La prima operazione consisteva nel coprire il secchio con il telo e appoggiarci sopra la zucca con dentro la candela accesa, poi bisognava issare la corda più in alto possibile in modo che il fantasma fosse ben visibile anche in lontananza. Al momento di alzare il fantoccio, però, la zucca si inclinò e affondò leggermente da un lato.

Iniziò un intreccio di frasi concitate.

- Se cade dentro al secchio prenderà fuoco la tovaglia!

- Bisogna raddrizzarlo!

- Tiratelo giù!

- Non scende, non so cos’è successo!

- Da qui non ci arrivo!

Presi in braccio Luisa, di poco più piccola di me, e la sollevai verso il fantoccio, incitandola ad afferrare un lembo della stoffa, ma si sporse troppo e ci ritrovammo all’improvviso con le mie braccia strette alle sue gambe e il suo busto penzoloni dentro il pozzo. Gridammo tutte e due, questo lo ricordo bene, ma certamente gridarono anche tutti gli altri. Tenevo strette a me le gambe di Luisa, ma non riuscivo a muovermi da quella posizione. In un attimo Edoardo mi fu vicino e con le sue mani forti come tenaglie afferrò Luisa e la trasse fuori, trascinandosi dietro la tovaglia che era comunque riuscita ad afferrare e che stringeva ancora convulsamente in mano. La zucca era caduta in acqua e il secchio oscillava cigolando sinistramente.

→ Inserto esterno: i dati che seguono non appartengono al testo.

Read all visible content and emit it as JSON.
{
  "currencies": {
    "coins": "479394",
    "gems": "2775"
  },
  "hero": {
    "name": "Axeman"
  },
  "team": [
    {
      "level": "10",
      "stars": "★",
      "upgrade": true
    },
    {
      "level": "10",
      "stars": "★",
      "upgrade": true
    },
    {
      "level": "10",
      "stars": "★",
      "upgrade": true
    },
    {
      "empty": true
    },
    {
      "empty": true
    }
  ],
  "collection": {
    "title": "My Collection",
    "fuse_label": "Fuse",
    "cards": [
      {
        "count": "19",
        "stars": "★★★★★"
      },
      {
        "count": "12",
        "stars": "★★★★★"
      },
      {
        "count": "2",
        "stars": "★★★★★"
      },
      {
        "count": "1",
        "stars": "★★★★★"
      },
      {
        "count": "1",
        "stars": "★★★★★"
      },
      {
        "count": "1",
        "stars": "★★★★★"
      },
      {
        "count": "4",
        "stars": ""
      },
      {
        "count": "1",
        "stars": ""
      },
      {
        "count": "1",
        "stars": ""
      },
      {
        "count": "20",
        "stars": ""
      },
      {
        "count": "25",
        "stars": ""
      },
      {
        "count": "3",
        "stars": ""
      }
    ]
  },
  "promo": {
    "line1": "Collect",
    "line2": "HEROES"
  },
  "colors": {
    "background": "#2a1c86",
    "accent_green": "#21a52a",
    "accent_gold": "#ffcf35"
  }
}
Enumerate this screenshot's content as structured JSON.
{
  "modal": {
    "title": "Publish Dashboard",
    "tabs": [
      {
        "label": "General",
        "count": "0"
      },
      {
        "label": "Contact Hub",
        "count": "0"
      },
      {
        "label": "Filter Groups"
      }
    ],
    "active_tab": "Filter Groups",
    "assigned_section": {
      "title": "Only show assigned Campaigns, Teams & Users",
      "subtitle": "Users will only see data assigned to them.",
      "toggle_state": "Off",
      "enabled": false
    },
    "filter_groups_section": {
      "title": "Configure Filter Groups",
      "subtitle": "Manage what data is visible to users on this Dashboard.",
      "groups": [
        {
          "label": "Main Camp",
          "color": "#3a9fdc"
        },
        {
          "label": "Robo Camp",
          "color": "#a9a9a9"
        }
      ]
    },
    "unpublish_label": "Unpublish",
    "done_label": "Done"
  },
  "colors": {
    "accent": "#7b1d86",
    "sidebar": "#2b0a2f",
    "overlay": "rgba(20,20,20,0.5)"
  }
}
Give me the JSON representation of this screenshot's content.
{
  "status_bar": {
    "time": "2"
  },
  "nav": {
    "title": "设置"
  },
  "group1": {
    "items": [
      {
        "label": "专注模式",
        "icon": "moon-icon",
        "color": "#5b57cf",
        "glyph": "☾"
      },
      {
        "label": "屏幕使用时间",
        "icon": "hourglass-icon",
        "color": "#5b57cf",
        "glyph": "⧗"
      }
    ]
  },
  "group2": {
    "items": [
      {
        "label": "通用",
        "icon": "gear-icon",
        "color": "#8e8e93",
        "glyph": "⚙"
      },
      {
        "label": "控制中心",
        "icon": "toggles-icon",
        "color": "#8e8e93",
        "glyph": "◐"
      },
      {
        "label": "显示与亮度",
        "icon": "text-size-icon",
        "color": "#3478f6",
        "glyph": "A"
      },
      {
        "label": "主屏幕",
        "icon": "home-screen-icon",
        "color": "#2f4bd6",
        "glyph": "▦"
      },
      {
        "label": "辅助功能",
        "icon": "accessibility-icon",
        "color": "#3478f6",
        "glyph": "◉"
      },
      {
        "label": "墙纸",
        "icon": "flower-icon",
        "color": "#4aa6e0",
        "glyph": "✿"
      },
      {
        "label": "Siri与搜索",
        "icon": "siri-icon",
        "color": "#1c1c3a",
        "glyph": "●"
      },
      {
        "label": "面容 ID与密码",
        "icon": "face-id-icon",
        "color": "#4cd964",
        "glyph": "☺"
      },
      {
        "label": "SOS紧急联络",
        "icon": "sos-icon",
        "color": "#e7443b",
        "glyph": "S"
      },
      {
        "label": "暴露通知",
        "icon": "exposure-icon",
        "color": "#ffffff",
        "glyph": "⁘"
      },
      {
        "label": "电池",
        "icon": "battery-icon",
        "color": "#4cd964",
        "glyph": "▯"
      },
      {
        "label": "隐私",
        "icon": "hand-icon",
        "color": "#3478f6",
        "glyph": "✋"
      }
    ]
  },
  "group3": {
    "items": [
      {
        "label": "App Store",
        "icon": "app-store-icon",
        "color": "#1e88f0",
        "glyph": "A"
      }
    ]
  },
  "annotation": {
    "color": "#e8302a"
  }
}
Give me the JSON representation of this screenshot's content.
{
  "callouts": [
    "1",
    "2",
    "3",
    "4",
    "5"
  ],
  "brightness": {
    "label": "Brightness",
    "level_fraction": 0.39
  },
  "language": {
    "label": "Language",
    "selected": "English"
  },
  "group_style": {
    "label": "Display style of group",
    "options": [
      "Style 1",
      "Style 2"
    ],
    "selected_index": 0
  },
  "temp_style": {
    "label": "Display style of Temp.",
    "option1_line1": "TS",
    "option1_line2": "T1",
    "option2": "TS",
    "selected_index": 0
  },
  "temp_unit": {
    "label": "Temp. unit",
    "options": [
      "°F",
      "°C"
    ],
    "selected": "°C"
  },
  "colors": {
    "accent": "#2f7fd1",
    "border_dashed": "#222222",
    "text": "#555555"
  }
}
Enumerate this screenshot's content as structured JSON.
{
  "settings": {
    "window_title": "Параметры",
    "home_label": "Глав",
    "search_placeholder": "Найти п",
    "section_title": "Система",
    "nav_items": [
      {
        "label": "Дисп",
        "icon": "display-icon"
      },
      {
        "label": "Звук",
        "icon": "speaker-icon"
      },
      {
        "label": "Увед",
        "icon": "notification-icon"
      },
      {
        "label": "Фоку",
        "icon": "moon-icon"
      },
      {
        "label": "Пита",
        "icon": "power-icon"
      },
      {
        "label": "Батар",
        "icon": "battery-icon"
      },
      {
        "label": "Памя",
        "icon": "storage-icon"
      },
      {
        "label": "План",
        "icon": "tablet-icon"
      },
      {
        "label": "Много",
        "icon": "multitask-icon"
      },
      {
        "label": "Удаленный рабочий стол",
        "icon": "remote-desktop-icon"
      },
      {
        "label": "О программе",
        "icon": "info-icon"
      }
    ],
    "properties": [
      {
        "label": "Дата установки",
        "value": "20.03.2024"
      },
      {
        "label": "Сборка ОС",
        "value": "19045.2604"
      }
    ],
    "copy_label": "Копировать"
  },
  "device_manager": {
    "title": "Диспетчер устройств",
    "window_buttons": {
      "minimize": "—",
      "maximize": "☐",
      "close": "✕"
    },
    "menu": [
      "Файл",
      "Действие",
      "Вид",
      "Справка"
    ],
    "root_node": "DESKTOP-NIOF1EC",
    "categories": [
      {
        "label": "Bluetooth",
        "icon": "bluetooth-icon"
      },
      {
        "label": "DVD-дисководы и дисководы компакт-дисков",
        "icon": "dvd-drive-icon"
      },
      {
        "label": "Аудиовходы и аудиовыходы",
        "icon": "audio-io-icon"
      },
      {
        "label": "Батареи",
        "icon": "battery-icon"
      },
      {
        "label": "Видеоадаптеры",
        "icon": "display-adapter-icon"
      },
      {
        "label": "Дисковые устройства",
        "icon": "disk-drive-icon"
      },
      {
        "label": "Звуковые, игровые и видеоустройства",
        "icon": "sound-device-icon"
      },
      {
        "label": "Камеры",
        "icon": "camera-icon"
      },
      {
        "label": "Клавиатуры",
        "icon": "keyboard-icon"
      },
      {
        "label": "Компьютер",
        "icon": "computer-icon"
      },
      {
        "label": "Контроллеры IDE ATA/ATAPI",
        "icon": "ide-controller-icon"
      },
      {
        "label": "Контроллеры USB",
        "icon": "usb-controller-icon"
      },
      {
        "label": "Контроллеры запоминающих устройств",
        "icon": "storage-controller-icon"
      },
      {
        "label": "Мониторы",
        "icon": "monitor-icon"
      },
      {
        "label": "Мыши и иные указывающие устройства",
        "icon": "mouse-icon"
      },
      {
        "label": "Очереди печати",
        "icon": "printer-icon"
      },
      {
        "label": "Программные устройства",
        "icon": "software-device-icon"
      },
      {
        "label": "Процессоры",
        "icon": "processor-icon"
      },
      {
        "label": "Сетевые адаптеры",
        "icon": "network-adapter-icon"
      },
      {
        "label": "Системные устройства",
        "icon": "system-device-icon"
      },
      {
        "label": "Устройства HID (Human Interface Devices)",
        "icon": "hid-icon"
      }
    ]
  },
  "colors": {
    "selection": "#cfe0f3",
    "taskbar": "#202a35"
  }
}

Ci sedemmo tutti accanto al pozzo, bianchi in volto per lo spavento, ma anche sollevati per lo scampato pericolo.

La nonna arrivò quasi subito, allarmata dalle nostre grida e quando ci fu vicina, quasi ci fosse stato un tacito accordo fra noi, le spiegammo che Luisa piangeva perché la zucca era caduta nel pozzo e voleva riprenderla, ma noi cercavamo di convincerla che era impossibile.

- Quante volte vi ho detto di non giocare vicino al pozzo! E che ci fate con questa tovaglia? Era lavata e stirata, guardate come l’avete ridotta! Su, rientrate in casa, che è tardi.

Noi ragazzi degli anni sessanta non conoscevamo Halloween, non esisteva neanche allora. In autunno continuavamo a intagliare zucche per i cugini più piccoli e i loro amichetti, ma io li seguivo sempre a distanza e li sorvegliavo attentamente finché non si spegneva l’ultima zucca.